The body of a Zambian student who died while fighting in Ukraine after he was recruited in a Russian jail arrived home in a makeshift coffin Sunday.
AFP journalists saw a white, glass-paneled hearse adorned with small curtains affording a partial view of the container holding the body arrive on the tarmac at Lusaka airport, where grieving relatives gathered.
On the coffin was a code written in black marker pen along with letters in the Cyrillic alphabet, betraying its provenance.
Zambia demanded an urgent explanation from Moscow last month over the death of Lemekhani Nathan Nyirenda in September while fighting on the Russian side in Ukraine, where he ended up after his spell in prison.
The 23-year-old had been studying nuclear engineering at Moscow Engineering Physics Institute but was handed a nine-and-a-half-year jail term in April 2020 over a drugs offense.
Two weeks after Zambia’s demand for information, Russia’s Wagner paramilitary group admitted it had recruited him for Moscow’s “special operation” in Ukraine, adding he had voluntarily joined up before dying “a hero.”
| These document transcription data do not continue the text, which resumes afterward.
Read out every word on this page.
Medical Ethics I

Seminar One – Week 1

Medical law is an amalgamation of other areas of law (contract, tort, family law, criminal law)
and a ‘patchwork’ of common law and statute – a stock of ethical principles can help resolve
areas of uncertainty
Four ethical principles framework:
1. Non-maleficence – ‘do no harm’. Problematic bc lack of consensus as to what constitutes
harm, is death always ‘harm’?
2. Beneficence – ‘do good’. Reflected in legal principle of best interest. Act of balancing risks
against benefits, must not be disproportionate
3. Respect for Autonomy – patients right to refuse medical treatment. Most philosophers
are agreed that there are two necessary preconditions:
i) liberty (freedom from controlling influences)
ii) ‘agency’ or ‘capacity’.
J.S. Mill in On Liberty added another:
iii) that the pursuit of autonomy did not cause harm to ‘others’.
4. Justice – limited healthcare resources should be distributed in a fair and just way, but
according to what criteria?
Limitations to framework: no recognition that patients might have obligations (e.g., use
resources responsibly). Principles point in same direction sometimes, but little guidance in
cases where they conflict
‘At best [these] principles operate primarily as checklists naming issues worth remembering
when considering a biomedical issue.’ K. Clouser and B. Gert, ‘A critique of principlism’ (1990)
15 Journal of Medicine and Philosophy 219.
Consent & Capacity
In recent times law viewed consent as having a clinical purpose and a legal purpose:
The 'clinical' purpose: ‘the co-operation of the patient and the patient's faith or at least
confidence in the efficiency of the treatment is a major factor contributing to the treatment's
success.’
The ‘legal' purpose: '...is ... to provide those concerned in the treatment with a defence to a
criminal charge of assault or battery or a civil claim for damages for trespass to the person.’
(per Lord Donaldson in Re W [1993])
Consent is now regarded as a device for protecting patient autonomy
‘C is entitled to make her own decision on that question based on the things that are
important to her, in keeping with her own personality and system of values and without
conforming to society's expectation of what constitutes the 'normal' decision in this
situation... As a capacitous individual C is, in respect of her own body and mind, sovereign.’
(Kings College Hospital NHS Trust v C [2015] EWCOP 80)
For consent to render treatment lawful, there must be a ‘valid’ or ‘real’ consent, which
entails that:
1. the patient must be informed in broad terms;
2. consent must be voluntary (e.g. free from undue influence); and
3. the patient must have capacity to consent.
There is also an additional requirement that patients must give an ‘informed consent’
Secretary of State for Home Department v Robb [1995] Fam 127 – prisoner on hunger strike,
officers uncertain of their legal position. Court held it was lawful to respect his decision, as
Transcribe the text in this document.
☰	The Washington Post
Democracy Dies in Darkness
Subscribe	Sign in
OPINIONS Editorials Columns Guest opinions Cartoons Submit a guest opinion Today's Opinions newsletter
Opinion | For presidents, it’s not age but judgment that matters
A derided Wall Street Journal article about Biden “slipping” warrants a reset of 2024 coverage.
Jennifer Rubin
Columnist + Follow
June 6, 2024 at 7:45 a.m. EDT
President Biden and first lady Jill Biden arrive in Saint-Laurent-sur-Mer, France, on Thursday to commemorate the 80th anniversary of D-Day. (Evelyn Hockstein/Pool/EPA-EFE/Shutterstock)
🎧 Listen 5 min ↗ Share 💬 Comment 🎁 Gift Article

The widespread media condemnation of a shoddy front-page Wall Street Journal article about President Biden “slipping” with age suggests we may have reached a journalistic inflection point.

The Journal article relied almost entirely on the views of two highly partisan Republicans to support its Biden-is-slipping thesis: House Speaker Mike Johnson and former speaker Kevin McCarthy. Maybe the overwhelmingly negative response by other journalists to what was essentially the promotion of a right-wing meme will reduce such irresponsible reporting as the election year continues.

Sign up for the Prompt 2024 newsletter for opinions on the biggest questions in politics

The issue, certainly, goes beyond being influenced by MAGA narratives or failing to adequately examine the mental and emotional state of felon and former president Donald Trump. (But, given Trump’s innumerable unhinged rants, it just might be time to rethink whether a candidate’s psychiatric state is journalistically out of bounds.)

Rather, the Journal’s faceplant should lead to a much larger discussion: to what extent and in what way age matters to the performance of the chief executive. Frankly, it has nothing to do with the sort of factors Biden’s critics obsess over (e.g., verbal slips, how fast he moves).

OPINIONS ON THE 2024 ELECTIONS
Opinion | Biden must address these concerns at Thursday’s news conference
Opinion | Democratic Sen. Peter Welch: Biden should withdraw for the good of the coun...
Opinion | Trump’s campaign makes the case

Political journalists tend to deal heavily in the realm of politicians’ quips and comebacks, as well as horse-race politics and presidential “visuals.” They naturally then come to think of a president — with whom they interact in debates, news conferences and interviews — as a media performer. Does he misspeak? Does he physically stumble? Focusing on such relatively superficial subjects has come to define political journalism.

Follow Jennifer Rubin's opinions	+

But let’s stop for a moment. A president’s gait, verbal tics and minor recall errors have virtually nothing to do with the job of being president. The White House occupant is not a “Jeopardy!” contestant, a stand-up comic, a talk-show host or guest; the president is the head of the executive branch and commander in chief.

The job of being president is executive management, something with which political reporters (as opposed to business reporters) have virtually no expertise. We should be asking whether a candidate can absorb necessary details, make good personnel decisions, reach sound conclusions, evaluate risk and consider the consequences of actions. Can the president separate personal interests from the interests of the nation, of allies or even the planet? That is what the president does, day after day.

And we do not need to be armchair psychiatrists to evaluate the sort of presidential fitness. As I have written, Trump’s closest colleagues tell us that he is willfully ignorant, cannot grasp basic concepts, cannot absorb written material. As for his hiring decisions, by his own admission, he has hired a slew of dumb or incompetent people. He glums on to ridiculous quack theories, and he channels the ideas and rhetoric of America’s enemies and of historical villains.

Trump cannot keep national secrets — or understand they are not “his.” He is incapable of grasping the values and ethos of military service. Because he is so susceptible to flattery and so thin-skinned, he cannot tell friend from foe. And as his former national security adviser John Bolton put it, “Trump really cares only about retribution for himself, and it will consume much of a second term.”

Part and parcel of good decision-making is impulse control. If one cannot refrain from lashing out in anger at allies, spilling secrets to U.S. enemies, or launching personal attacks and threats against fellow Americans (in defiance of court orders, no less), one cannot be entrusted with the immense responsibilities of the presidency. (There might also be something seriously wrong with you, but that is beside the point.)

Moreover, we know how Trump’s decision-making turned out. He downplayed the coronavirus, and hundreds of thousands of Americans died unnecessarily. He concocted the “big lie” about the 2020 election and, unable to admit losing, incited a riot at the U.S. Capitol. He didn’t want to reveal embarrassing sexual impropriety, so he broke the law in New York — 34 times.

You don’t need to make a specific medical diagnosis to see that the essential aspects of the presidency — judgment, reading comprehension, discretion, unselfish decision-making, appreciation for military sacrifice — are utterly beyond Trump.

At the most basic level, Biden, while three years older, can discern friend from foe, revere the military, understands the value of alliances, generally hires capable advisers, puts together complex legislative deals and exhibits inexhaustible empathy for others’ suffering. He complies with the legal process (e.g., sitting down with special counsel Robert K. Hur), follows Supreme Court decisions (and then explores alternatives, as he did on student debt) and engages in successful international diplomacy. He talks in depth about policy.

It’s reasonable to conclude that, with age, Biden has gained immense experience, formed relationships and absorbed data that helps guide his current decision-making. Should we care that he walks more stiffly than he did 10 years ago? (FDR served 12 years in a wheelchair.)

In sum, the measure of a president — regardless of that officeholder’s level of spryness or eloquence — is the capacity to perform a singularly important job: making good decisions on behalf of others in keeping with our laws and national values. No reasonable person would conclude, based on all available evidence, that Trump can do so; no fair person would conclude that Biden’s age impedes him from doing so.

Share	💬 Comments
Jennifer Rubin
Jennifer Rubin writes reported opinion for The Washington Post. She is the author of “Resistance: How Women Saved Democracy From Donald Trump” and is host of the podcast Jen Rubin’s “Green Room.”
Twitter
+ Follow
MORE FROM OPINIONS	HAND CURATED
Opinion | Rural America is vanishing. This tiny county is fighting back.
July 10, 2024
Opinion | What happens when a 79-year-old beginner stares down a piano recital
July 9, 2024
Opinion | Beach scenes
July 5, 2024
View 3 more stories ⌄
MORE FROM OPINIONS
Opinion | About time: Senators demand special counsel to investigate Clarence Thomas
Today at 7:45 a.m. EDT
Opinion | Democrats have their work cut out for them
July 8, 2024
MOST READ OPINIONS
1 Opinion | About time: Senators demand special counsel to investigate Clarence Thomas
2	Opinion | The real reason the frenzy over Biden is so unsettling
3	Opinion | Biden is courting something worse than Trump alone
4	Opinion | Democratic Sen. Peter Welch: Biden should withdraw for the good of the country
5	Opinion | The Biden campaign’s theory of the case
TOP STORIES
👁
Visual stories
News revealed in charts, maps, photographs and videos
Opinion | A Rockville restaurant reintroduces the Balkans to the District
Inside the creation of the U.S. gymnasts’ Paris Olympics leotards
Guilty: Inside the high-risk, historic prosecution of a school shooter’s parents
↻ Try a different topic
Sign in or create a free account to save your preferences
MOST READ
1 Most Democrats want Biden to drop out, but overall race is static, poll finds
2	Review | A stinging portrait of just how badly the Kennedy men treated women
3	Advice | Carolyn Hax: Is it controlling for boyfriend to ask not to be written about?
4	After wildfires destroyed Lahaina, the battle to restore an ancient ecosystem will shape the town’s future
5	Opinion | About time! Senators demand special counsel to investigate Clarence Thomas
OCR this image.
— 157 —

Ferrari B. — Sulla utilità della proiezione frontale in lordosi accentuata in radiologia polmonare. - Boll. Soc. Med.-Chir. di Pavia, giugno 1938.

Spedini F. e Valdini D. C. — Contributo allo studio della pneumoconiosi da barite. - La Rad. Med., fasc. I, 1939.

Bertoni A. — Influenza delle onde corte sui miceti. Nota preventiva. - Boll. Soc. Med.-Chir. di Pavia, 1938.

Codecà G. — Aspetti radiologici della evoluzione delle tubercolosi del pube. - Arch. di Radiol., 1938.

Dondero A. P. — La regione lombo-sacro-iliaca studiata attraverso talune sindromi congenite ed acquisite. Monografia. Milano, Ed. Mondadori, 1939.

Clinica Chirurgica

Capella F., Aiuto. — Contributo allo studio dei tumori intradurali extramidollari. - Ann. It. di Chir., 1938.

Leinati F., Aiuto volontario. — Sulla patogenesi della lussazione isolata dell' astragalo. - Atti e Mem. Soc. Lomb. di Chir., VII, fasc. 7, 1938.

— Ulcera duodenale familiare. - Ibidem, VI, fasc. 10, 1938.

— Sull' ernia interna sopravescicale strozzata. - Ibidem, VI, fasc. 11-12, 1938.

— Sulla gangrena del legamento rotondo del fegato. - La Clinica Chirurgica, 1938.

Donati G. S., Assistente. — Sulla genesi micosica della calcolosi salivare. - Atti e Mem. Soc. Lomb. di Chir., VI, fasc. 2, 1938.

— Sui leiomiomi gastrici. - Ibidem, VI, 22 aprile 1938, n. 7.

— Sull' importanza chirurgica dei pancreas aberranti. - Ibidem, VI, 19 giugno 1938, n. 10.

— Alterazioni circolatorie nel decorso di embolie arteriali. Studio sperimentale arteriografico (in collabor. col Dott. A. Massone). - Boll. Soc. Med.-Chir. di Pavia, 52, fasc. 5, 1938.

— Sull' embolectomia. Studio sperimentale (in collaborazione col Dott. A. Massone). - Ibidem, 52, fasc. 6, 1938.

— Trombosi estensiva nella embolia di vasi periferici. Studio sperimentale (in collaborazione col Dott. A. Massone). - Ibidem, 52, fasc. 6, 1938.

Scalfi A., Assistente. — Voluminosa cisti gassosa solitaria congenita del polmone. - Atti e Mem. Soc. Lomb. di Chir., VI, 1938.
Russian law allows for a prisoner to be pardoned specifically for a “special military operation,” Zambian Foreign Minister Stanley Kakubo said earlier this month.
Tearful relatives, including the student’s parents and brother, were on hand at the airport, clasping each other as a choir led those present in religious chants.
The family declined to comment to media. A family spokesman said the body was to be transferred to a morgue for an autopsy with a burial date to follow.
Kakubo said Friday the issue of compensation to the family over the death would be discussed “in due course.”